Há um fenômeno chamado ''Crepúsculo''. A saga de vampiros criada pela escritora Stephanie Meyer formou toda uma geração de leitores. Não apenas os que leem, e o número dos leitores deve ser quase tão grande, senão maior, do que os que acompanham as aventuras de Harry Potter - as adaptações cinematográficas têm feito a cabeça de espectadores, principalmente jovens, ao redor do mundo. O primeiro filme da série fez 2 milhões de espectadores no Brasil. O segundo multiplicou este número por três - 6 milhões. Quantos espectadores atingirá ''Eclipse''? O terceiro filme estreia à meia-noite e um de hoje. As lotações das salas estão esgotadas em todo o país, e há muito tempo. Fãs-clubes compraram sessões inteiras. Um fenômeno brasileiro? Não, internacional - em Los Angeles há espectadores acampados há uma semana em frente dos shoppings que vão exibir o filme.

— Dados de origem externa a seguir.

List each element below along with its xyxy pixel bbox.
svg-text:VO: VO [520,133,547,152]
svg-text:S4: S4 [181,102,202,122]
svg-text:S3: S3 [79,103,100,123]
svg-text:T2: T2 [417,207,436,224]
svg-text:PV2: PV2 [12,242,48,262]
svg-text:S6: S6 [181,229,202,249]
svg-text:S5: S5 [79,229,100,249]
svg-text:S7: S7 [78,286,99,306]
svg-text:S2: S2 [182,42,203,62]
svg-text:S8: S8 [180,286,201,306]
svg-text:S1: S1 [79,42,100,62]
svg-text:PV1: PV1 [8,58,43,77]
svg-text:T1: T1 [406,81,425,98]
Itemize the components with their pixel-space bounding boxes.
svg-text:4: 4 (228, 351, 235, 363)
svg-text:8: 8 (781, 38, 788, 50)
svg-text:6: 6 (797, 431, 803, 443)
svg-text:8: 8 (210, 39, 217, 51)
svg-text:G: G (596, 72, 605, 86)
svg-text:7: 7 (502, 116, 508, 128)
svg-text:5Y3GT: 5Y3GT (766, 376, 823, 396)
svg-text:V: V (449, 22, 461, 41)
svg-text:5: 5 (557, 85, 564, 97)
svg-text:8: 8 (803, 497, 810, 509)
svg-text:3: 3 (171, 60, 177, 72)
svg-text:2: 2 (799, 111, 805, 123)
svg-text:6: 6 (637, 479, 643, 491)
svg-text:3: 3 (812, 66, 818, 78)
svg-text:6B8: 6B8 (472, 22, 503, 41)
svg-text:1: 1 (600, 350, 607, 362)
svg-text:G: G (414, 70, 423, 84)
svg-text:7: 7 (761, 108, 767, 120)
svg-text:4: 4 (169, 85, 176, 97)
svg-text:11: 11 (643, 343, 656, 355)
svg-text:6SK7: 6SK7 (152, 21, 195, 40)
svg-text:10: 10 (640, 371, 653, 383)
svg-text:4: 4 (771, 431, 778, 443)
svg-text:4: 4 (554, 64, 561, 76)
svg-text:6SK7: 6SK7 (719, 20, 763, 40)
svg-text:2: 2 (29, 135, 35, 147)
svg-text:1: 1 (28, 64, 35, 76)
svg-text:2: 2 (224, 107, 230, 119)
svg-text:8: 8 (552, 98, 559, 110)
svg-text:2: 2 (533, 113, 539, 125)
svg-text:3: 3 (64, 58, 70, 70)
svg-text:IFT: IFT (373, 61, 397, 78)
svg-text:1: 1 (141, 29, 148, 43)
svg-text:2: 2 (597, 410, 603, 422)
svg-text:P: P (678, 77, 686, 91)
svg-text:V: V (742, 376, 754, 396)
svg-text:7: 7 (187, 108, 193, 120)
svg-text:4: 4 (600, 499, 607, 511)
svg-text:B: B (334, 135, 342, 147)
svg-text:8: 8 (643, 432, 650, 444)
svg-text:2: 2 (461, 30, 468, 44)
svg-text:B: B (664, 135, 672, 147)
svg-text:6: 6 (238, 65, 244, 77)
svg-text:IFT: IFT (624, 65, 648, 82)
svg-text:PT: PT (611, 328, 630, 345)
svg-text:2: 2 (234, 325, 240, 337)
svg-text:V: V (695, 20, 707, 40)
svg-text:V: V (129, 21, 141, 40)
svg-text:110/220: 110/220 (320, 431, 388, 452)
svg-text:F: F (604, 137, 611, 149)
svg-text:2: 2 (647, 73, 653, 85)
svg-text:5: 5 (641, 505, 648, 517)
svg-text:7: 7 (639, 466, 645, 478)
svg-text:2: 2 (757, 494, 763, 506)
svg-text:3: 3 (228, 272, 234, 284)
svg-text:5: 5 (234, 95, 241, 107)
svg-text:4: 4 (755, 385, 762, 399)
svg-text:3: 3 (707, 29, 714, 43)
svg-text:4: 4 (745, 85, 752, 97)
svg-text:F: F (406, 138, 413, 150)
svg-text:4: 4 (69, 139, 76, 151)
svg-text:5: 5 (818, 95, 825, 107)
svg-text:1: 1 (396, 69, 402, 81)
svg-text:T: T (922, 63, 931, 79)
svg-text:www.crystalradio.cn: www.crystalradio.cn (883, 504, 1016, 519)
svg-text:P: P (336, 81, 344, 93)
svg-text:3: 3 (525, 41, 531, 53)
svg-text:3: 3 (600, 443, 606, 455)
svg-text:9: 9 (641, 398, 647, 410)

A revista norte-americana People dedicou uma edição especial à saga Twilight. Na capa, naturalmente, Robert Pattinson, o astro do filme e Taylor Lautner, que faz o lobisomem apaixonado por Bella (Kristen Stewart). Robert conta histórias interessantes. No ano passado, ele participou de um evento beneficente. Formou-se uma longa fila de mulheres dispostas a pagar US$ 2 mil para serem beijadas por ele. Em outro evento, uma mulher - madura, não uma adolescente - lhe perguntou o que deveria fazer para chamar sua atenção. Ele respondeu, sem pensar - tirar a roupa. Ela não vacilou. Imediatamente iniciou um strip-tease interrompido pela segurança do ator. O fenômeno extrapola as meninas. Atinge a faixa masculina e a série tem cada vez mais ação.
Existem hoje, provavelmente, mais livros sobre Robert Pattinson do que sobre Marlon Brando ou James Dean. Por que Taylor Lautner e ele mexem tanto com as plateias femininas? A saga ''Crepúsculo'' é um pouco a retomada da história de Romeu e Julieta. Os jovens se amam, mas Edward Cullen é vampiro e justamente por isso hesita em possuir Bella, porque sabe que a estará condenando a ser imortal, no pior sentido do termo, como ele. Jacob, ou Jake, inimigo mortal dos vampiros, pertence ao clã dos lobos. Oferece sangue quente a Bella. Ela chega ao terceiro filme indecisa entre ambos. Talvez o sucesso da saga venha daí, dessa divisão de Bella entre Edward, que lhe propõe casamento, e Jake, que lhe oferece seu calor, em vez de compromisso. O velho conflito entre instinto e repressão em nova versão para o público teen.
A saga Twilight foi oferecida praticamente a todos os grandes estúdios de Hollywood, especialmente à Warner, parceira de Peter Jackson na série ''O Senhor dos Anéis'' e, atualmente, comprometida em encerrar a interminável história de Harry Potter. A Warner recusou a oferta, o que abriu a porta para que uma empresa independente, a Summit, assumisse o projeto.
A escolha do elenco foi fundamental, não apenas a do trio - cultuado - de protagonistas, mas a dos atores secundários, todos escolhidos para transformar o pacote de lobos em objetos de desejo. People dedica páginas e páginas a Kellan Lutz, Alex Meraz, Charlie Bewley, Chaske Spencer e Jackson Rathbone, todos descamisados para atender às necessidades mercadológicas da trama. Numa cena emblemática, à espera da batalha decisiva com os vampiros, Bella está morrendo de frio, o gélido Edward não consegue aquecê-la e entra em cena Jake, que tira a camisa e, minutos depois, a jovem está fervendo diante dos olhos doloridos do amado impotente (no quesito aquecimento, bem-entendido).